One of the bills being considered — by Sen. Jon Ossoff (D-GA) and Sen. Mark Kelly (D-AZ) — would prohibit members of Congress and their immediate family members from conducting any stock transactions while serving in office and confiscate the lawmaker’s entire salary if they break the rules. U.S. Representatives Abigail Spanberger (D-VA) and Chip Roy (R-TX) unveiled a similar proposal to be passed in the House.

“We’re voting on this stuff every single day,” Roy told NBC News. “And yet people are buying and selling stocks or buying and selling Pfizer while we’re in the middle of the pandemic, like, how is that OK?”

 

Rep.
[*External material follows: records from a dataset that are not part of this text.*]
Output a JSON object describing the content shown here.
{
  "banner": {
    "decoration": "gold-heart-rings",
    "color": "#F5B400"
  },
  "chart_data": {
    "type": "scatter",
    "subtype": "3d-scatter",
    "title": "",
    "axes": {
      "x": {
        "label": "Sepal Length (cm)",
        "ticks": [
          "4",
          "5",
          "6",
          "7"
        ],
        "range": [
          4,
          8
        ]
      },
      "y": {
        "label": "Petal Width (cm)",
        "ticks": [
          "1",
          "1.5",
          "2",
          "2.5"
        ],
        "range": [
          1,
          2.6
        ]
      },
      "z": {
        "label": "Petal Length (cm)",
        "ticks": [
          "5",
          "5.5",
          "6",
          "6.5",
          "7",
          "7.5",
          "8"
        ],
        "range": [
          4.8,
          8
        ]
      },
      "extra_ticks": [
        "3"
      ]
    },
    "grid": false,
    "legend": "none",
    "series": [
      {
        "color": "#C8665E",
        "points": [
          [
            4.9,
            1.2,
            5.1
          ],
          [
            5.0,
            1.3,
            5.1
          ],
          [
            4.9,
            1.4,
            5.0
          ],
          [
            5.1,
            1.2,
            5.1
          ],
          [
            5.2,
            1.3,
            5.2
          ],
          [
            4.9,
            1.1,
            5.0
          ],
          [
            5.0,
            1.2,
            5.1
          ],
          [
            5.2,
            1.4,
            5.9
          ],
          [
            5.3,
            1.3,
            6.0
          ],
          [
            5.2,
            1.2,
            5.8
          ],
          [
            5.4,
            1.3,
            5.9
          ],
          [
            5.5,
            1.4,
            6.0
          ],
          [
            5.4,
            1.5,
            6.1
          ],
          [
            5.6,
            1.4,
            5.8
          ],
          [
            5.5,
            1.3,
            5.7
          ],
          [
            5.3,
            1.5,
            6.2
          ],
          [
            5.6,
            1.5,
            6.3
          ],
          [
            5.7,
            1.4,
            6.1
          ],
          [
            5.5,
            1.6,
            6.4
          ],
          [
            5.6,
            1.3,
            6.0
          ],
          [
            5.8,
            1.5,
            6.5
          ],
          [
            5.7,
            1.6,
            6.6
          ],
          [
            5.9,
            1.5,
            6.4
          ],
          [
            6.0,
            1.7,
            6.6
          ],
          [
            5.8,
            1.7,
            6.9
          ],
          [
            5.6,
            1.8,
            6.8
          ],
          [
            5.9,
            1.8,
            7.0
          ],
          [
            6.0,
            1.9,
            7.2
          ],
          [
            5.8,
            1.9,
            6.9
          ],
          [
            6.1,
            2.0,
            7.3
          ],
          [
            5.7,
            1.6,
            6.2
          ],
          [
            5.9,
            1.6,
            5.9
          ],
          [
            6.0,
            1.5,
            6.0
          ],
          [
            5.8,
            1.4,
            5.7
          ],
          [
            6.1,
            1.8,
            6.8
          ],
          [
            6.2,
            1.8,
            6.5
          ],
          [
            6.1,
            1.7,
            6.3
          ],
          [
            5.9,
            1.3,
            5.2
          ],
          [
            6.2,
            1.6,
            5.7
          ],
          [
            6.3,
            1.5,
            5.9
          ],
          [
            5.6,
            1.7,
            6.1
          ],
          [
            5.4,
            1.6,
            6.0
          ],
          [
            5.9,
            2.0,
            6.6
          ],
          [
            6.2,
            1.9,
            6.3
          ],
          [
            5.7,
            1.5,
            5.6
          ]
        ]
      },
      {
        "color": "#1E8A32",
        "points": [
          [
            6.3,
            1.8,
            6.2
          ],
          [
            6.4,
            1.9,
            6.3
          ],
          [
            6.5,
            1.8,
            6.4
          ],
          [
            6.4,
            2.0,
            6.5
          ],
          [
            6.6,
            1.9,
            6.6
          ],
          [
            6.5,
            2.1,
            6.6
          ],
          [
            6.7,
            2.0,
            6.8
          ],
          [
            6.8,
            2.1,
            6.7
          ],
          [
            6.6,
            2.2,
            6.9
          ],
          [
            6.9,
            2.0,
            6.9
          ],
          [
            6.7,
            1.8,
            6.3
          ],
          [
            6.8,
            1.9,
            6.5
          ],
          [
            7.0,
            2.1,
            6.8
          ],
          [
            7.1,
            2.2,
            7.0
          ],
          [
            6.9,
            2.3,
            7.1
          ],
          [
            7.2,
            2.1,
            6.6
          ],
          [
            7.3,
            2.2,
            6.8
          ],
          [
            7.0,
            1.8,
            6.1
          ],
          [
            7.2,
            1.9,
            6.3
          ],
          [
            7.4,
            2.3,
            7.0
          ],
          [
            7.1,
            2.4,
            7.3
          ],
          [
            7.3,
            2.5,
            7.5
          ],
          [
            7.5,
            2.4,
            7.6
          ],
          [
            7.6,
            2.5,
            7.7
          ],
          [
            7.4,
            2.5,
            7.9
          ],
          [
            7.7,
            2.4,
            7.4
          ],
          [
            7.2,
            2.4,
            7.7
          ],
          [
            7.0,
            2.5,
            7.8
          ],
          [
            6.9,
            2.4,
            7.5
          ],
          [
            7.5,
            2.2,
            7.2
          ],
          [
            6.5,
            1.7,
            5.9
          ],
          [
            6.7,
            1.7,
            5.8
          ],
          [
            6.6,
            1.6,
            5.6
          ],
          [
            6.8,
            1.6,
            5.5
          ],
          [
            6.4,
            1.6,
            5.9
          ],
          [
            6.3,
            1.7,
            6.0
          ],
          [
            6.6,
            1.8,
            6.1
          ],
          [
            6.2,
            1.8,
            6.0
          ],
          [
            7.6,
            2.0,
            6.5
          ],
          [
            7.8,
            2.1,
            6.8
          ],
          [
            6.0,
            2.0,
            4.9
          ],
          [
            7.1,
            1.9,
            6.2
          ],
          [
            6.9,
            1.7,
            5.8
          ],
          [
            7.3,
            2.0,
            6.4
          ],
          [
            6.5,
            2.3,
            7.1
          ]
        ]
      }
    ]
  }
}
Chip Roy (R-TX) reacts during a House Judiciary Committee hearing at the U.S. Capitol on October 21, 2021 in Washington, DC. (Photo by Greg Nash-Pool/Getty Images)

Another proposal from Sen. Josh Hawley (R-MO) would bar members of Congress and their spouses from holding or trading individual stocks. If they are found to violate the law, they would be required to “return their profits to the American people.”

Initially, House Speaker Nancy Pelosi (D-CA) was among politicians who objected to such a ban but was met with fierce scrutiny and finally altered her stance this month.

"It is a confidence issue,” she said during a press conference. “And if that's what the members want to do, then that's what we will do,"

According to Auchincloss, at the end of the day, it all “comes back to trust.”

“Unfortunately, the public’s trust in our critical democratic institutions is really at an all-time, or at least, a post-war low,” he said. “And that makes it so much harder for us to pass policy. That makes it harder for us to address issues in public health or climate change. It makes it harder for us to lead on the world stage. Anything that we can do that will increase the public’s trust in the federal government I think is an important step forward for us as a country, and a bipartisan one, I would add.”